Wanted to know how everyone made out between the rain today. my little brother and i wound up with alot of small ones, seen a few steelhead and caught a few nasty suckers. had to fish between storms. but when it wasnt wet it was great wheather. probably would have caught more but tried a new spawn cure tecnique and ruined it. so most the time i was using worms. if anyone has some fresh spawn i could really use some. ran into old man chamberland while i was up there also. he gave me some good ideas on how to get it to keep better, that id like to try.
so lets see how you did.
just general areas if you would like to share where. please.


----------



## jmckeon (Feb 21, 2009)

my dad his buddy and his buddys kid all went out near tawas yesterday morning for the opener they all ended up with there limit on browns they really caught some nice fish said they limited out in about 3 hours


----------



## TroutSeeker71 (Mar 24, 2008)

Au Sable feeder streams on Saturday morning gave up some real nice brookies, Pine River near Glennie yielded only a couple. The weather change really shut down the bite for us. Feeder streams were running high and dirty. Overall I would rate this opener a 3 out of 10. :sad:


----------



## Adam Peterson (Mar 20, 2006)

One 22" brown for us, rolled a couple others but no hook ups!


----------



## ScoutII (Feb 18, 2009)

went out friday on the manistee, beautiful day, we didnt catch anything, didnt talk to anybody that was either.. Saturday hit the AuSauble , threw streamers between rain showers did nothing... maybe we just suck at it.. but Things seemed to be a little off...


----------



## ready4pullback (Jun 9, 2008)

ughh... bad opener.
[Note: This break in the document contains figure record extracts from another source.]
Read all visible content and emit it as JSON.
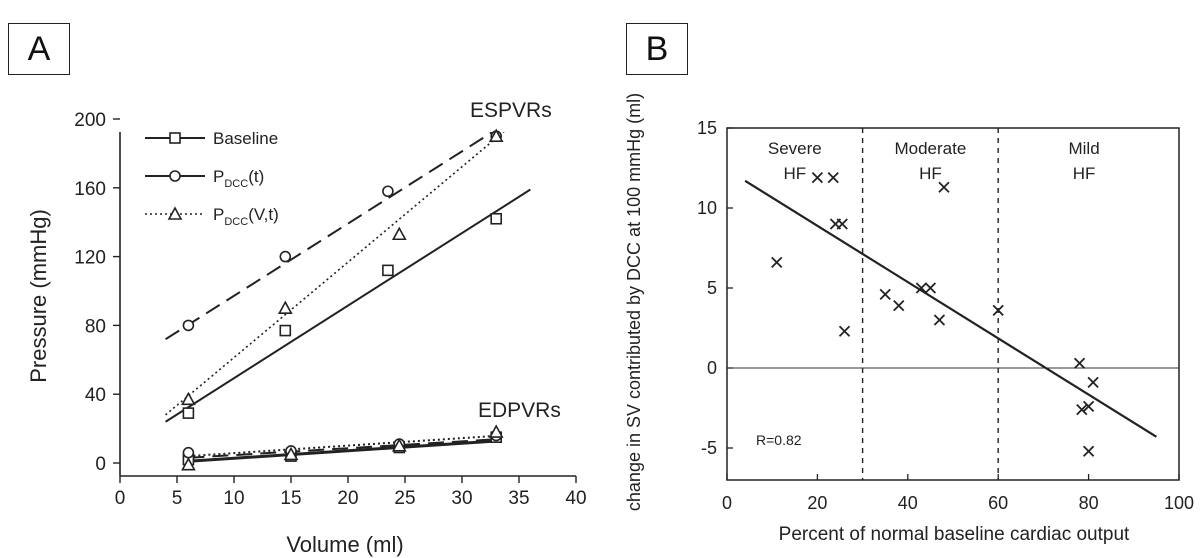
{
  "panels": {
    "a_label": "A",
    "b_label": "B"
  },
  "chart_data": [
    {
      "type": "scatter",
      "xlabel": "Volume (ml)",
      "ylabel": "Pressure (mmHg)",
      "xlim": [
        0,
        40
      ],
      "ylim": [
        0,
        200
      ],
      "x_ticks": [
        "0",
        "5",
        "10",
        "15",
        "20",
        "25",
        "30",
        "35",
        "40"
      ],
      "y_ticks": [
        "0",
        "40",
        "80",
        "120",
        "160",
        "200"
      ],
      "annotations": {
        "top": "ESPVRs",
        "bottom": "EDPVRs"
      },
      "legend": {
        "placement": "top-left",
        "entries": [
          "Baseline",
          "P",
          "(t)",
          "P",
          "(V,t)"
        ],
        "subscript": "DCC"
      },
      "series": [
        {
          "name": "Baseline",
          "marker": "square",
          "line": "solid",
          "points": [
            [
              6,
              29
            ],
            [
              14.5,
              77
            ],
            [
              23.5,
              112
            ],
            [
              33,
              142
            ]
          ],
          "fit": [
            [
              4,
              24
            ],
            [
              36,
              159
            ]
          ],
          "edpvr_points": [
            [
              6,
              2
            ],
            [
              15,
              4
            ],
            [
              24.5,
              9
            ],
            [
              33,
              15
            ]
          ],
          "edpvr_fit": [
            [
              6,
              1
            ],
            [
              33.5,
              13
            ]
          ]
        },
        {
          "name": "P(t)",
          "marker": "circle",
          "line": "dashed",
          "points": [
            [
              6,
              80
            ],
            [
              14.5,
              120
            ],
            [
              23.5,
              158
            ],
            [
              33,
              190
            ]
          ],
          "fit": [
            [
              4,
              72
            ],
            [
              34,
              198
            ]
          ],
          "edpvr_points": [
            [
              6,
              6
            ],
            [
              15,
              7
            ],
            [
              24.5,
              11
            ],
            [
              33,
              16
            ]
          ],
          "edpvr_fit": [
            [
              6,
              3
            ],
            [
              33.5,
              14
            ]
          ]
        },
        {
          "name": "P(V,t)",
          "marker": "triangle",
          "line": "dotted",
          "points": [
            [
              6,
              37
            ],
            [
              14.5,
              90
            ],
            [
              24.5,
              133
            ],
            [
              33,
              190
            ]
          ],
          "fit": [
            [
              4,
              28
            ],
            [
              35,
              200
            ]
          ],
          "edpvr_points": [
            [
              6,
              -1
            ],
            [
              15,
              5
            ],
            [
              24.5,
              10
            ],
            [
              33,
              18
            ]
          ],
          "edpvr_fit": [
            [
              6,
              4
            ],
            [
              33.5,
              16
            ]
          ]
        }
      ]
    },
    {
      "type": "scatter",
      "xlabel": "Percent of normal baseline cardiac output",
      "ylabel": "change in SV contributed by DCC at 100 mmHg (ml)",
      "xlim": [
        0,
        100
      ],
      "ylim": [
        -7,
        15
      ],
      "x_ticks": [
        "0",
        "20",
        "40",
        "60",
        "80",
        "100"
      ],
      "y_ticks": [
        "15",
        "10",
        "5",
        "0",
        "-5"
      ],
      "regions": [
        {
          "label1": "Severe",
          "label2": "HF",
          "center": 15
        },
        {
          "label1": "Moderate",
          "label2": "HF",
          "center": 45
        },
        {
          "label1": "Mild",
          "label2": "HF",
          "center": 79
        }
      ],
      "dividers": [
        30,
        60
      ],
      "annotation": "R=0.82",
      "fit": [
        [
          4,
          11.7
        ],
        [
          95,
          -4.3
        ]
      ],
      "points": [
        [
          11,
          6.6
        ],
        [
          20,
          11.9
        ],
        [
          23.5,
          11.9
        ],
        [
          24,
          9
        ],
        [
          25.5,
          9
        ],
        [
          26,
          2.3
        ],
        [
          35,
          4.6
        ],
        [
          38,
          3.9
        ],
        [
          43,
          5
        ],
        [
          45,
          5
        ],
        [
          47,
          3
        ],
        [
          48,
          11.3
        ],
        [
          60,
          3.6
        ],
        [
          78,
          0.3
        ],
        [
          78.5,
          -2.6
        ],
        [
          80,
          -2.4
        ],
        [
          81,
          -0.9
        ],
        [
          80,
          -5.2
        ]
      ]
    }
  ]
}
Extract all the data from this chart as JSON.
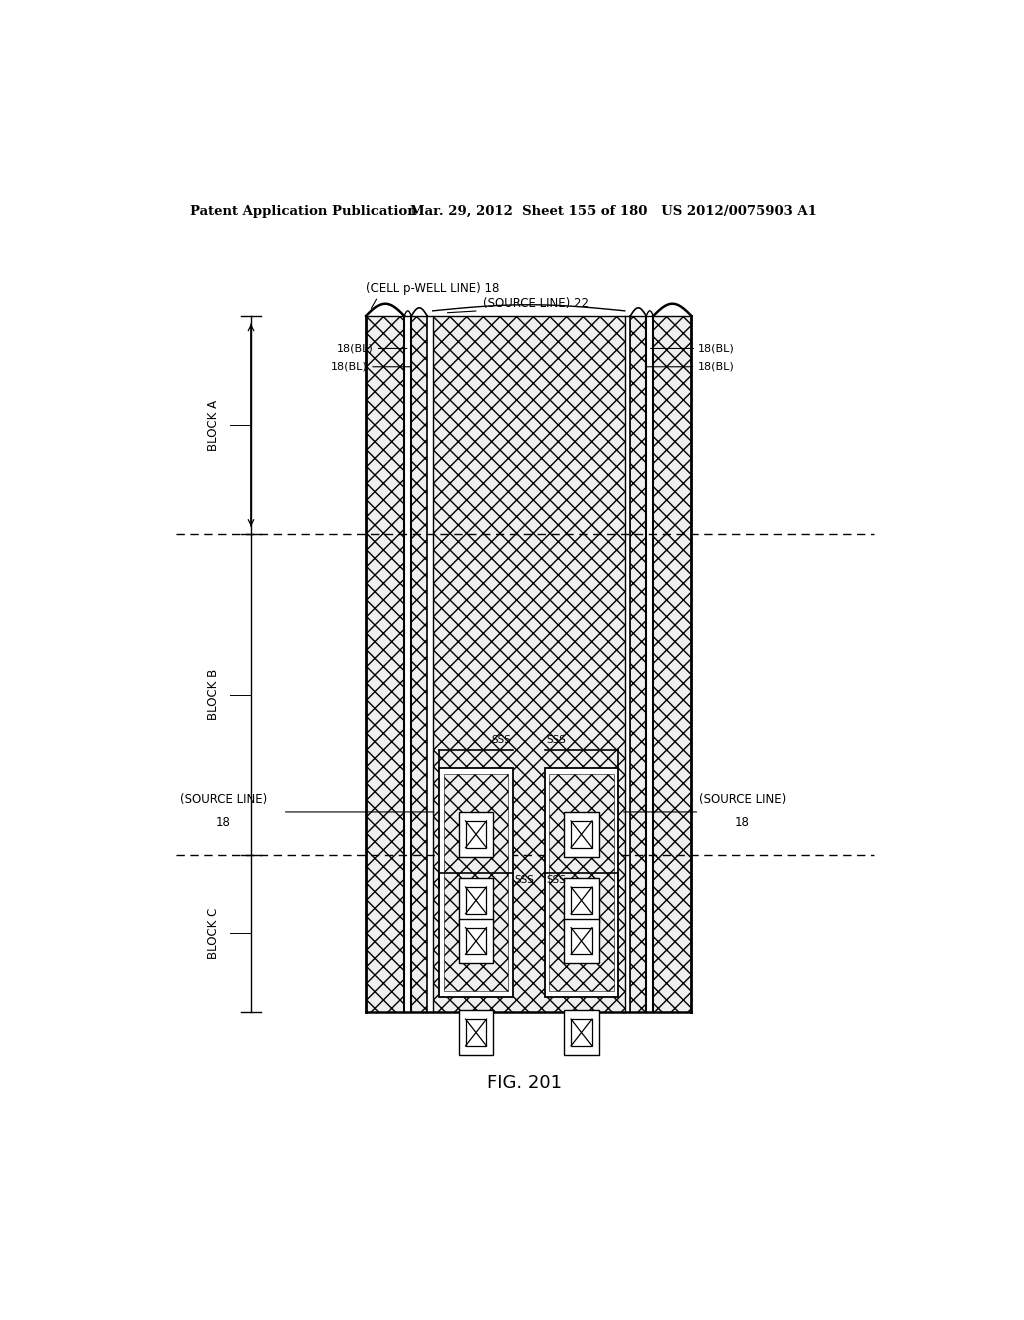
{
  "header_left": "Patent Application Publication",
  "header_right": "Mar. 29, 2012  Sheet 155 of 180   US 2012/0075903 A1",
  "title": "FIG. 201",
  "bg_color": "#ffffff",
  "label_cell_pwell": "(CELL p-WELL LINE) 18",
  "label_source_line_top": "(SOURCE LINE) 22",
  "label_18bl_tl": "18(BL)",
  "label_18bl_tl2": "18(BL)",
  "label_18bl_tr": "18(BL)",
  "label_18bl_tr2": "18(BL)",
  "label_source_left": "(SOURCE LINE)",
  "label_source_right": "(SOURCE LINE)",
  "label_18_left": "18",
  "label_18_right": "18",
  "label_block_a": "BLOCK A",
  "label_block_b": "BLOCK B",
  "label_block_c": "BLOCK C",
  "label_sss": "SSS"
}
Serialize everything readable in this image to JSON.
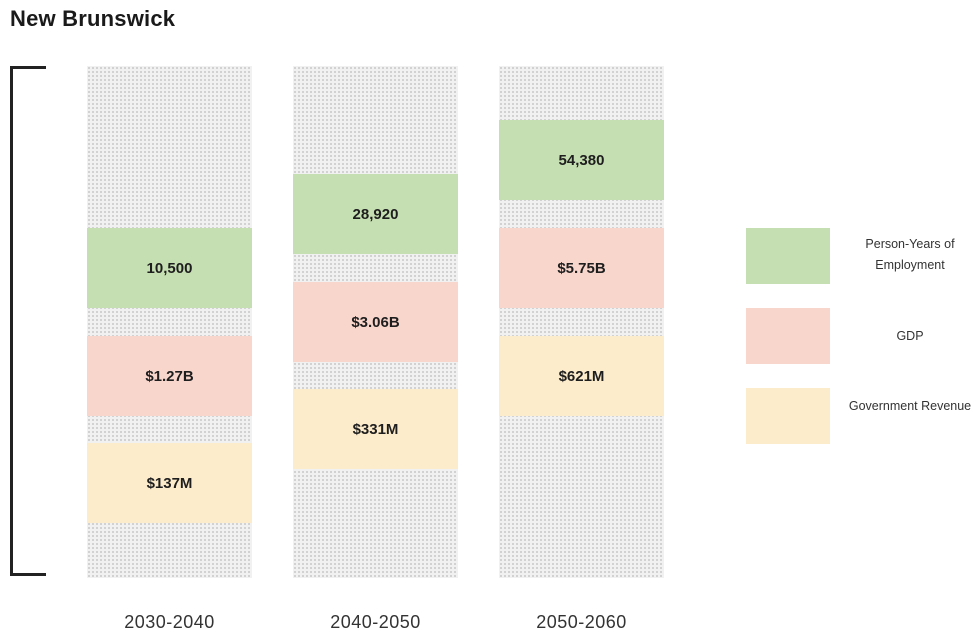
{
  "title": "New Brunswick",
  "colors": {
    "employment": "#c6dfb2",
    "gdp": "#f8d6cc",
    "revenue": "#fdeccb"
  },
  "legend": {
    "employment": "Person-Years of Employment",
    "gdp": "GDP",
    "revenue": "Government Revenue"
  },
  "periods": [
    {
      "label": "2030-2040",
      "employment": "10,500",
      "gdp": "$1.27B",
      "revenue": "$137M"
    },
    {
      "label": "2040-2050",
      "employment": "28,920",
      "gdp": "$3.06B",
      "revenue": "$331M"
    },
    {
      "label": "2050-2060",
      "employment": "54,380",
      "gdp": "$5.75B",
      "revenue": "$621M"
    }
  ],
  "chart_data": {
    "type": "table",
    "title": "New Brunswick",
    "categories": [
      "2030-2040",
      "2040-2050",
      "2050-2060"
    ],
    "series": [
      {
        "name": "Person-Years of Employment",
        "values": [
          10500,
          28920,
          54380
        ]
      },
      {
        "name": "GDP",
        "values": [
          1.27,
          3.06,
          5.75
        ],
        "unit": "$B"
      },
      {
        "name": "Government Revenue",
        "values": [
          137,
          331,
          621
        ],
        "unit": "$M"
      }
    ],
    "legend": "right"
  }
}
One 5" brookie and a 8-9" Brown. Nice to be fishin though.


----------



## Adam Peterson (Mar 20, 2006)

scout where on the Au Sable did you fish? We floated below mio in the morning!


----------



## ScoutII (Feb 18, 2009)

I was up closer to Roscommon, I did go out yesterday on the Main and caught a couple of browns, nothing big.. but they were fish on dry flies..


----------



## Pike Eyes (Jul 9, 2008)

Caught a 10 3/4 in brookie a couple small browns. The rain just wouldn't stop. But enjoyed the comraderie just the same.


----------



## DHise (Jun 2, 2008)

Drinking was great. Had several 9.2% Dogfish Heads and Breckenridge Breweries Small 471 Bathc. MMMMMMMMM! I dont fish on the opener- too many people.


----------



## Bull Market (Mar 12, 2005)

Went to Lovells for their annual trout fishing celebration. They had some great historical displays and great line-up of speakers. Later that afternoon, made my annual trek over to Deward on MR to visit my roots from 40 years ago. No hatching or rising activity, so I fished soft hackles and managed a few small brookies.


----------